Image of mirror assembly
  1. Form a one inch loop through the bottom hole and end the wire in the middle hole
Image of mirror assembly
  1. Mount the mirror on your laptop screen in front of the webcam, adjusting the large loop around the back of the screen and the small loops in the front so that the camera is at about 45 degrees from the screen

  2. Open your camera app and adjust the mirror for the best view of your keyboard

Image of mirror assembly

Now we are ready to get to work!

Mechatronics and rapid prototyping

Mechatronics is the field of electromechanical design. It combines mechanical engineering of the physical design, electrical engineering of the sensors, drivers, and actuators, computer science of programming the code, and control theory for the design of the algorithms that lead from sensing to actuating.

What is Mechatronics The Mechatronics venn diagram

You interact with mechatronic objects all the time. A microwave, a cell phone, and a car are all examples of mechatronic objects. Their design can be slick and smooth or chunky and obfuscated. They can also be tiny, expensive, and complicated, all of which point to objects that take lots of experts and time to design and build. But this is not necessarily the case. Hobbyist tools and open source software have reduced the barrier to entry to such low levels that mechatronics has become accessible to anyone with a laptop and the internet. Ideas that previously were left sketched out on the back of a napkin can now be whipped up with microcontroller dev kits and 3d printers in a matter of hours instead of weeks in a process referred to as rapid prototyping.

Arduino and Teensy

The tool that makes this all possible is Arduino. Before Arduino, electronic development tools were expensive and proprietary. The Arduino project, started at MIT, developed open source software and hardware that took advantage of the power of a laptop to allow everyone to write and compile code and place it on a low cost USB powered device. This spawned a DIY revolution that has created low cost 3d printers, inexpensive drones, and a dozen companies that cater to the community with an endless supply of cool sensors, LEDs, motors, and sample code.

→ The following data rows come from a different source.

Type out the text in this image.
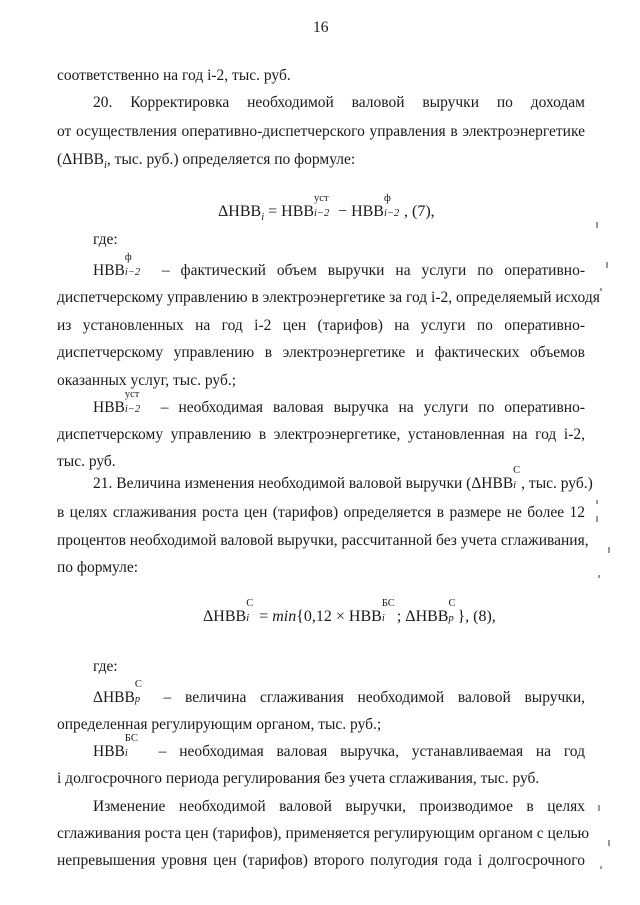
16
соответственно на год i-2, тыс. руб.
20. Корректировка необходимой валовой выручки по доходам
от осуществления оперативно-диспетчерского управления в электроэнергетике
(ΔНВВi, тыс. руб.) определяется по формуле:
ΔНВВi = НВВ
уст
i−2 − НВВ
ф
i−2 , (7),
где:
НВВ
ф
i−2 – фактический объем выручки на услуги по оперативно-
диспетчерскому управлению в электроэнергетике за год i-2, определяемый исходя
из установленных на год i-2 цен (тарифов) на услуги по оперативно-
диспетчерскому управлению в электроэнергетике и фактических объемов
оказанных услуг, тыс. руб.;
НВВ
уст
i−2 – необходимая валовая выручка на услуги по оперативно-
диспетчерскому управлению в электроэнергетике, установленная на год i-2,
тыс. руб.
21. Величина изменения необходимой валовой выручки (ΔНВВ
С
i , тыс. руб.)
в целях сглаживания роста цен (тарифов) определяется в размере не более 12
процентов необходимой валовой выручки, рассчитанной без учета сглаживания,
по формуле:
ΔНВВ
С
i = min{0,12 × НВВ
БС
i ; ΔНВВ
С
р }, (8),
где:
ΔНВВ
С
р – величина сглаживания необходимой валовой выручки,
определенная регулирующим органом, тыс. руб.;
НВВ
БС
i – необходимая валовая выручка, устанавливаемая на год
i долгосрочного периода регулирования без учета сглаживания, тыс. руб.
Изменение необходимой валовой выручки, производимое в целях
сглаживания роста цен (тарифов), применяется регулирующим органом с целью
непревышения уровня цен (тарифов) второго полугодия года i долгосрочного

“Arduino” is a loose term to describe the program where you write your code, a name for the electronic board that runs the code, and the code itself. But technically the program is an IDE, and there are several that you can choose to use, not just the official Arduino IDE. There are many brands of microcontroller boards that can be programmed using the IDE, not just official Arduin boards. And the code is technically C++, but don’t let that scare you away!

In this guide, we will use a microcontroller board from the company PJRC called the Teensy 4.1. This Teensy is a modern 32bit ARM microcontroller running at 600MHz, with 1Mb program space and 512k RAM, for about $30. Compare that to the classic Arduino Uno, with a 32MHz 8bit microcontroller, with 32k program space and 4k RAM, also for about $30! The Teensy runs the same code as the Uno and is also programmed using the Arduino IDE (using an add-on package), making it a super powerful electronics rapid prototyping board. There are lots of other microcontrollers available that use Arduino, some even run Python!

Other resources

The world of Arduino and accessible mechatronics would not exist without the dedicated DIY community behind it. You can find a list of our most commonly used suppliers and some great blogs in the Appendix.

Who am I and where to find me

This manual is written by Nick Marchuk, Senior Lecturer in Mechanical Engineering at the McCormick School of Engineering and Applied Science at Northwestern University in Evanston, IL. Nick runs the Mechatronics Design Lab in the Ford Building, right next to the Prototyping Shop. The Mechatronics Lab contains oscilloscopes, power supplies, multimeters, function generators, soldering irons, 3d printers, and parts like wire, buttons, LEDs, and ICs. The lab is open on weekdays from 9am-6pm, and available 24 hours with wildcard access. Nick’s office is in the back of the lab, and Nick is available for open office hours every day according to the schedule posted on the door. (Please check with Nick for updated lab and office hours during Covid).